Премия, орден, юбилей… А следом и депутатство — еще один непременный трофей государственной славы. Правда, назначили Мухтара Ауэзова — конечно назначили, не выбрали же — депутатом республиканского, а не всесоюзного Совета. Да и награду, кстати, дали почти, но все-таки не высшую — не Героя Труда. Конечно, все это суета, никакого отношения к писательскому творчеству не имеющая, однако же такие тонкие, стороннему взгляду вовсе не заметные, разграничения показательны: видно, власть, вполне амнистировав Ауэзова, осыпав лаврами, все-таки на самую вершину решила не допускать. Что-то сомнительное в этом казахе все же оставалось.

Тем не менее становится он участником различных комитетов высокого ранга, первым в ряду которых следует назвать Комитет по Ленинским премиям. Все то же копошение, конечно, хотя многие относились к этим медалям всерьез, полагая наличие оных знаком собственной писательской доблести, пропуском на олимп. Но чем, кстати, лучше Нобелевская премия? Политиканства ничуть не меньше, а как вспомнишь, что лауреатами не были Толстой, Чехов, Джойс, Кафка, Брехт, а были, наоборот, далеко не первостепенный французский поэт-символист Сюлли-Прюдом, и уж точно второстепенный прозаик из Сардинии Грация Делледа, то и вовсе престиж награды падает.

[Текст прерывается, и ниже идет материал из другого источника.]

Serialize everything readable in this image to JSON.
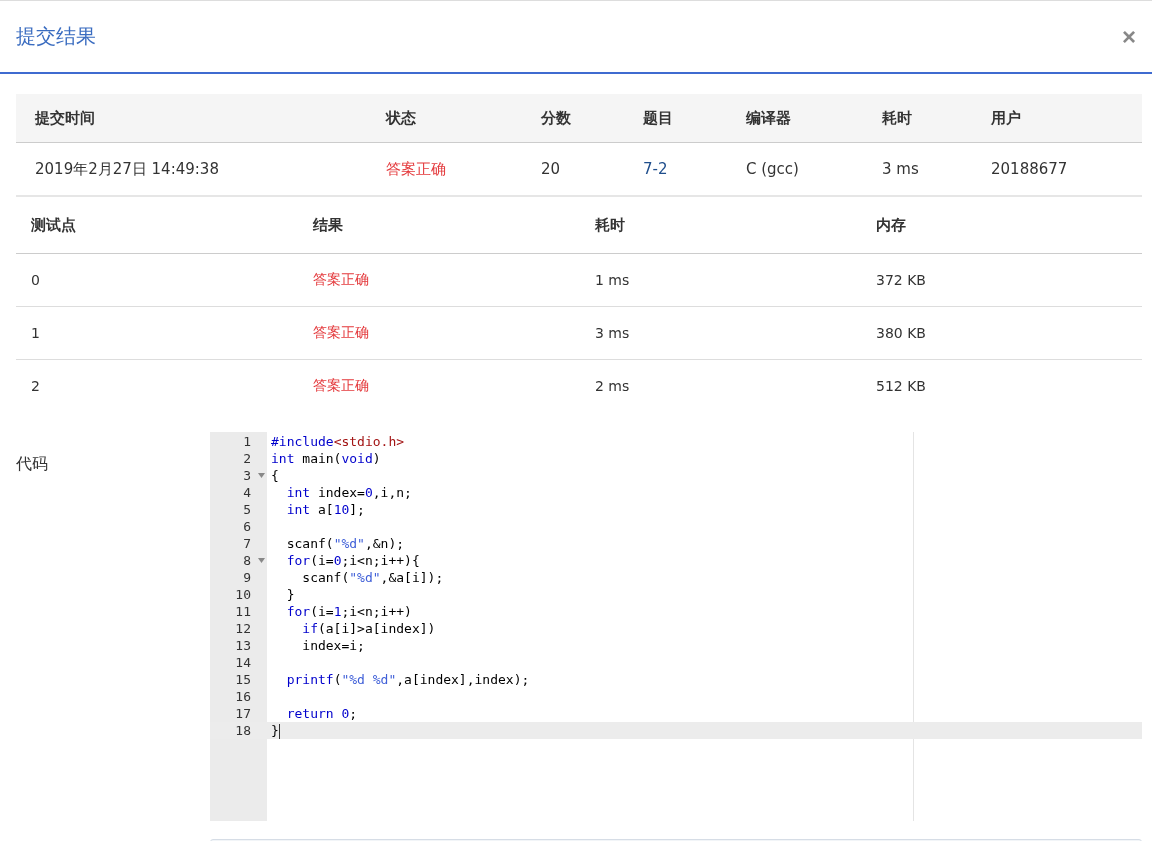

Правда, среди нобелиантов есть, конечно, и выдающиеся, мировые фигуры, как, впрочем, и среди лауреатов Ленинской премии.

Да, суета, но, надо признать, участие в ней Мухтара Ауэзова бывало порой плодотворным, и не просто потому, что лауреатский значок предполагал некоторые блага и послабления для своего носителя — и цензоры и редакторы вынуждены были считаться с лауреатским статусом писателя, или художника, или музыканта. Соломон Волков, в книге «Шостакович и Сталин: художник и царь» пересказывает такую легенду, популярную якобы в музыкальной среде. В Центральном комитете партии идет какое-то важное совещание, выступает главный тогда идеолог страны Андрей Жданов. Под модуляции начальственного голоса сидящий в зале Прокофьев постепенно начинает дремать. Его расталкивает сосед, оказавшийся Матвеем Шкирятовым — всесильным и страшным председателем партийной контрольной комиссии. Композитор сначала не обращает внимания на тычки, а потом взрывается: «Я — сталинский лауреат, а вы кто такой, чтобы делать мне замечания?» История, по правде говоря, малоправдоподобная, хотя бы потому, что партбосс ранга Шкирятова должен был не в зале сидеть, а в президиуме, да и вообще, что ему делать на совещании по музыке. В то же время некая реальная основа у этого мифа есть. В любой другой обстановке достаточно было сказать: «Я — Прокофьев». Да и говорить ничего не надо — все и так знают, кто это в мире культуры. Но в зале заседаний ЦК партии, или в другом начальственном кабинете, понимают именно такой язык: «Я — сталинский лауреат». Или ленинский. Так что не зря все же ценились значки.